I love the Clarissa Trant book because she treats the same period — she was born in November 1800 — as Mary and Emma lived through. Yet she lived a life far different from the average English girl.
So, flipping through I thought it wonderful to read about what made a young man “shine” in her eyes (see previous post on Charles Boyle). Then, reading the introduction over again afterwards, the realization comes that if John Bramston had proposed to Charlotte Smith, Clarissa Trant, too, had an earlier proposal:
“Clarissa was often wooed but hard to win.” C.G. Luard, the editor, continues, “I have counted twelve suitors and there are indications of more. She had a strong sense of the fitness of things, and we find her haughtily refusing a rich widower, on the one hand, and her friend Charles Boyle — whom she greatly liked and admired — as too exalted for her, on the other hand.”

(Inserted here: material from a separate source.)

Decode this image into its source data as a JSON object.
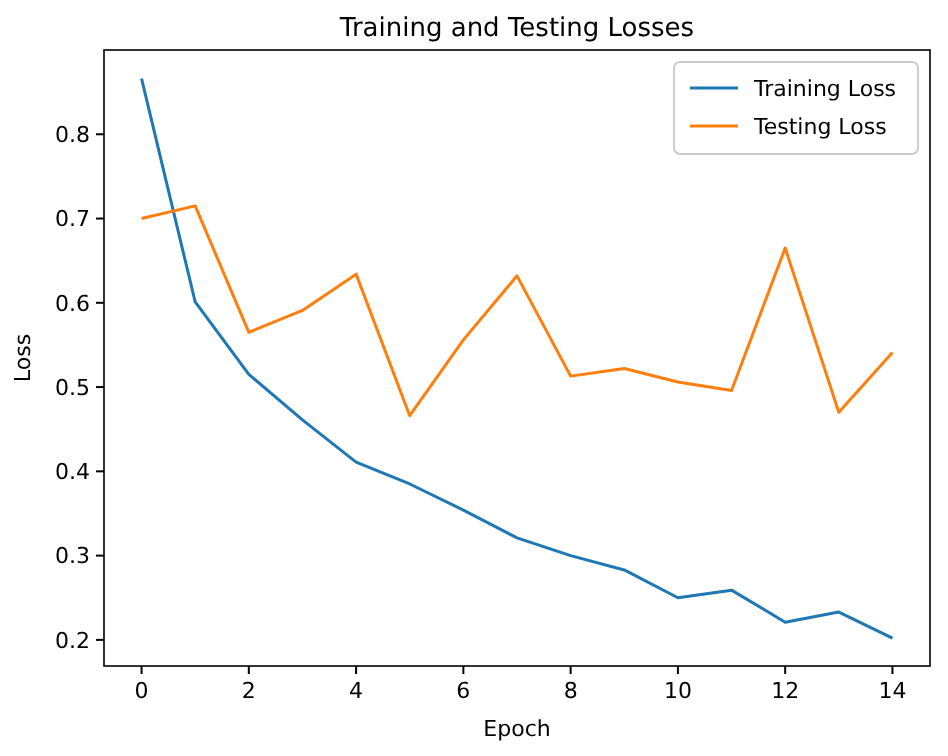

Clarissa DID head towards the altar, however, with a Colonel Cameron. As with some of the Seymour siblings who married into the Smith family, there was family contention over money. According to Luard, once the settlement negotiations broke down, the “young man seems to have made no sort of fight for Clarissa”. Like many an Austen heroine, Clarissa Trant’s father — a career military man in the age of the Napoleonic Wars, had no fortune.
I was lucky enough to quickly peek at Clarissa Trant’s early diaries: they are microfilmed as part of the same series “Women’s Language and Experience“, part 5, Essex, as Mary Gosling/Lady Smith’s diaries!